Better experience in portrait mode.
Iklan - Geser ke atas untuk melanjutkan

Derita Tan Malaka di Singapura, diburu intel dan tak punya uang

Derita Tan Malaka di Singapura, diburu intel dan tak punya uang tan malaka. ©2014 Merdeka.com

Merdeka.com - Indonesia dan Singapura belakangan bersitegang terkait penamaan KRI Harun Usman. Singapura protes karena penamaan KRI Usman Harun diambil dari nama dua anggota KKO yang mengebom MacDonald House di Orchard Road, Singapura, pada 1965.

Dulu, Singapura menjadi salah satu tempat pelarian Tan Malaka dari buruan polisi rahasia negara imperialis Inggris, Belanda dan Amerika Serikat. Bapak Republik Indonesia itu pernah dua kali tinggal di Singapura pada 1927 dan 1937.

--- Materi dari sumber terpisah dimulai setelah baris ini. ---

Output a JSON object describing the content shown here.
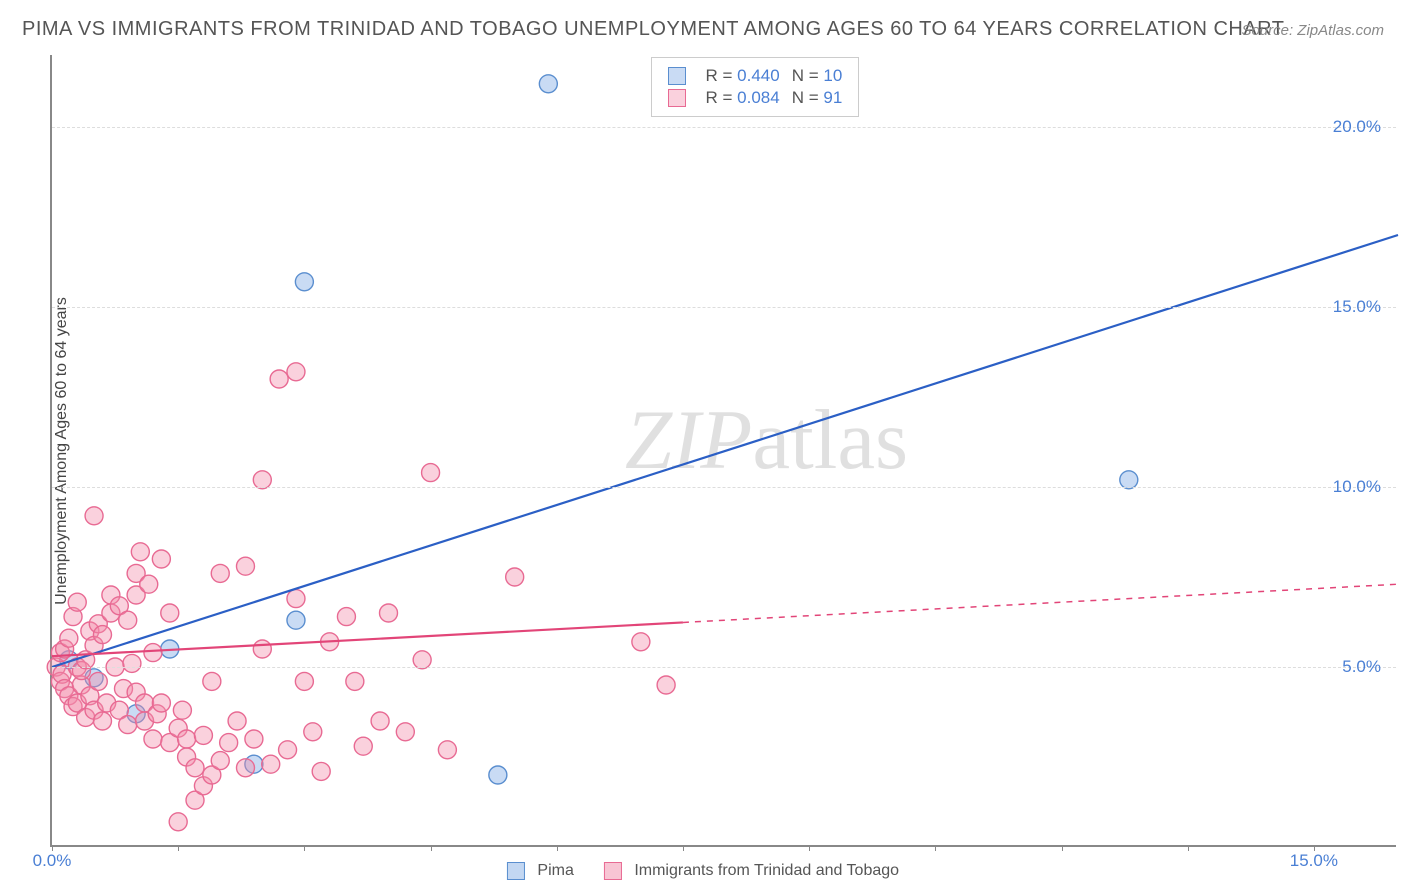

Tan datang kali kedua di Singapura meninggalkan Amoy karena tentara Jepang telah masuk ke wilayah China itu. Tan Malaka tiba setelah menumpang kapal dari Amoy menuju Hong Kong dan Rangoon, Burma. Meski kapal itu sempat berlabuh di Singapura, Tan tak langsung turun di kota itu. Sebab, saat itu Tan memiliki tiket menuju Ranggon dan pihak kapal menahan USD 25 dan kartu pas penumpangnya sebagai jaminan agar tak turun di tempat yang tak sesuai dengan tujuan di tiketnya.

Orang lain juga bertanya?

Saat itu, Tan harus benar-benar berhemat karena kondisi keuangannya yang memprihatinkan. Saat itu, isi dompetnya sudah habis dan ia terancam tak bisa makan alias kelaparan.

"Di manakah saya bisa tinggal untuk mendapatkan pekerjaan pertama kali untuk sumber penghidupan. Inilah pertanyaan yang mendesak di dalam pikiran saya, karena uang simpanan saya semakin hari semakin habis," kata Tan Malaka dalam biografinya 'Dari Penjara ke Penjara Jilid II.'

Tan berupaya mencari pekerjaan. Namun jumlah penganggur saat itu cukup besar. Sementara untuk melamar menjadi guru dia tak memiliki ijazah Inggris yang berlaku saat itu dan untuk menggunakan ijazah Belanda tak mungkin dilakukannya. Sebab, hal itu sama saja membuka rahasianya sebagai seorang pelarian yang sudah terkenal oleh agen rahasia negara imperialis.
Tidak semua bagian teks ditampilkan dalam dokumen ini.